Firstly, I see a few problems in your setup

  1. You don't need this for practical reasons. If you want to have the address of each element in the array, you can calculate it by incrementing the pointer to the first element (which is the array in fact). If you only do that for educational reasons forget about this
  2. string* ptrArray = new ... Now you have an array of strings (array is semantically equaivalent to pointer to first element). But you want an array of string pointers. So you need string** ptrArray = new ... and this cascades to the rest of the function being incorrect.

  3. You never delete the array allocated with new . This results in the memory not being free'd. You need to delete[] *strPtrs; in your last code snippet to free the memory you allocated in your method. In general it is a good idea to let the one who allocates the memory be responsibly for freeing it. I show you another idea below to handle this.

  4. After your copy operations the pointer points past your array. Then you return a pointer to it. You applied the correct arithmetics when outputting the values in you second snippet, but I would never want to have such a pointer going around. Conventionally it should point to the first element. At least when deleting the array-pointer it has to point to the first element, otherwise you get undefined behavior eg deleting another array.

Lastly:

string* ptrArray; //The array of string pointers
string** ptrToPtr; //A pointer to the array of string pointers

ptrToPtr points to ptrArray, which is a local variable. It becomes invalid when leaving the function and thus it will be undefined behavior to dereference the returned pointer.

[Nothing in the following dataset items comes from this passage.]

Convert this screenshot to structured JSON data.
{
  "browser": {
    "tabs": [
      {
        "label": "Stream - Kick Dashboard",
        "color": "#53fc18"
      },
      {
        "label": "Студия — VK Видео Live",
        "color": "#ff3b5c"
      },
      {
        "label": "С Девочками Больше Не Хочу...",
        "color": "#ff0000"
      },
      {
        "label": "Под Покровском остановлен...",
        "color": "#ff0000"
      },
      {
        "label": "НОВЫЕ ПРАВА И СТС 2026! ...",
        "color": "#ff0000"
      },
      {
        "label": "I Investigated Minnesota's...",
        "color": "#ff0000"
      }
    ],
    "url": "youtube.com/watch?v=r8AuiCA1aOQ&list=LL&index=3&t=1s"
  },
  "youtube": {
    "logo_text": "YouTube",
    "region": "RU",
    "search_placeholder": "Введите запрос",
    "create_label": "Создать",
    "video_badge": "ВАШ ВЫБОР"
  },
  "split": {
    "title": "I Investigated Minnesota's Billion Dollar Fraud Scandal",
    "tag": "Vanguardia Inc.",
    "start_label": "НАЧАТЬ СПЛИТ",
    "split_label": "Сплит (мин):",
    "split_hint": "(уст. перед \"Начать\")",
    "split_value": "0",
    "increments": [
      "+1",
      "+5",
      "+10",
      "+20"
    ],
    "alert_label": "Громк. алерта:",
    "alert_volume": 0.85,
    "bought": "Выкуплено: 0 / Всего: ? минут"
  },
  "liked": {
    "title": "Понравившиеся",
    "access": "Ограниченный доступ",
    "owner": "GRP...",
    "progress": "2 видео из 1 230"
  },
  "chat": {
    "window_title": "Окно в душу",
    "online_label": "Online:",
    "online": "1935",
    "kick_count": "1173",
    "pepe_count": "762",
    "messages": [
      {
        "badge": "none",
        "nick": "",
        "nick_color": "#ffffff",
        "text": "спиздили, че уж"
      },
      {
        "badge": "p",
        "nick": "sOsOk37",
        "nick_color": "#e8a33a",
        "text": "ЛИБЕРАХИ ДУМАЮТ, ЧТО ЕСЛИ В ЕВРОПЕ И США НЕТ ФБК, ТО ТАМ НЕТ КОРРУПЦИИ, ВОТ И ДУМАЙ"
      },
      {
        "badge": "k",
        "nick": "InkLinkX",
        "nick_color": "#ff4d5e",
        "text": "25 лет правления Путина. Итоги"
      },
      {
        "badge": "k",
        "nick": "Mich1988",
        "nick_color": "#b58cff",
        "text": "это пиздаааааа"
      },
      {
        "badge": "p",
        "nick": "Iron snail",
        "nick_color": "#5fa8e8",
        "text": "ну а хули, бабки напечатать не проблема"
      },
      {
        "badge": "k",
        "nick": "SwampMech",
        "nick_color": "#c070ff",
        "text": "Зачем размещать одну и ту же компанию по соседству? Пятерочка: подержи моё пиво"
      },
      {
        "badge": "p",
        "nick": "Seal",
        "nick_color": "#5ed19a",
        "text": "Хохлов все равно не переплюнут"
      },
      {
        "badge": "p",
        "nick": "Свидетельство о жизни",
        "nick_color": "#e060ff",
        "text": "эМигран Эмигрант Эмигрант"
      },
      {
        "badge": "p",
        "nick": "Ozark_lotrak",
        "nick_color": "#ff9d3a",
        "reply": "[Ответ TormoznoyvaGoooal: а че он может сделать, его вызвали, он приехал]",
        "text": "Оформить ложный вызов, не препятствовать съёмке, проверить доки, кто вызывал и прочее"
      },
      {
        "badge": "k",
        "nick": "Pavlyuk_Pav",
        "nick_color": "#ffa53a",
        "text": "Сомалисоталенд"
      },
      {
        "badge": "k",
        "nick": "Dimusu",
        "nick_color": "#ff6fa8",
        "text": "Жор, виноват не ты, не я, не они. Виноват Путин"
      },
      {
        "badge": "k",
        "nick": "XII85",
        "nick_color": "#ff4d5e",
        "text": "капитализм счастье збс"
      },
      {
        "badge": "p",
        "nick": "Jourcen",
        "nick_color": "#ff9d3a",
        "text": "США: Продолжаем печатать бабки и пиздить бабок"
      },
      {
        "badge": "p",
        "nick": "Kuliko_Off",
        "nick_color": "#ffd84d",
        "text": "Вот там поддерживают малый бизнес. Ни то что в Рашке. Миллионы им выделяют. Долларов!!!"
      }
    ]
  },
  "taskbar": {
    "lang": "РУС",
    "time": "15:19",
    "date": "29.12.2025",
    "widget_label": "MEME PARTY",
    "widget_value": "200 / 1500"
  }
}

There is a common approach used by some standard libraries (eg snprintf from cstdio), so the caller is responsible for allocation and deallocation:

void arrayOfPtrs(string arr[], int size,/*new param*/ string** outArray)
{
  string** iter = outArray; // Iterator pointer

  int i = 0;

  while (i < size)
  {
    *iter = &arr[i];
    i++;
    iter++;
  }
}

What happens here, is that the caller gives the function a pointer to the pointers (it points to the first pointer). Note that a pointer can be used as an array with index operators etc. So it is in fact an array of pointers. You then fill it by incrementing the copied pointer so it jumps from pointer element to pointer element. Where the array actually is stored is not the problem of this function.

Use it like this:

// Variant 1: Use local variable if size is constant
string* arr[5];
arrayOfPtrs(strArr, 5, arr);
std::cout << *arr[0]; // Dereferences a pointer in arr to get the string which is actually in strArr

// Variant 2: Allocate heap memory (if you need dynamic size)
int size ...; // From somewhere
string** arr = new string[size];
arrayOfPtrs(strArr, size, arr);
std::cout << *arr[0]; // Same again
... // Do further work
delete[] arr; // Free memory

So you have to allocate memory (or use a local variable) before you call the function and then pass it to the function. In the double pointer, the first * is meant for the data type which is "pointer to string" and the second designates it as a "pointer-array".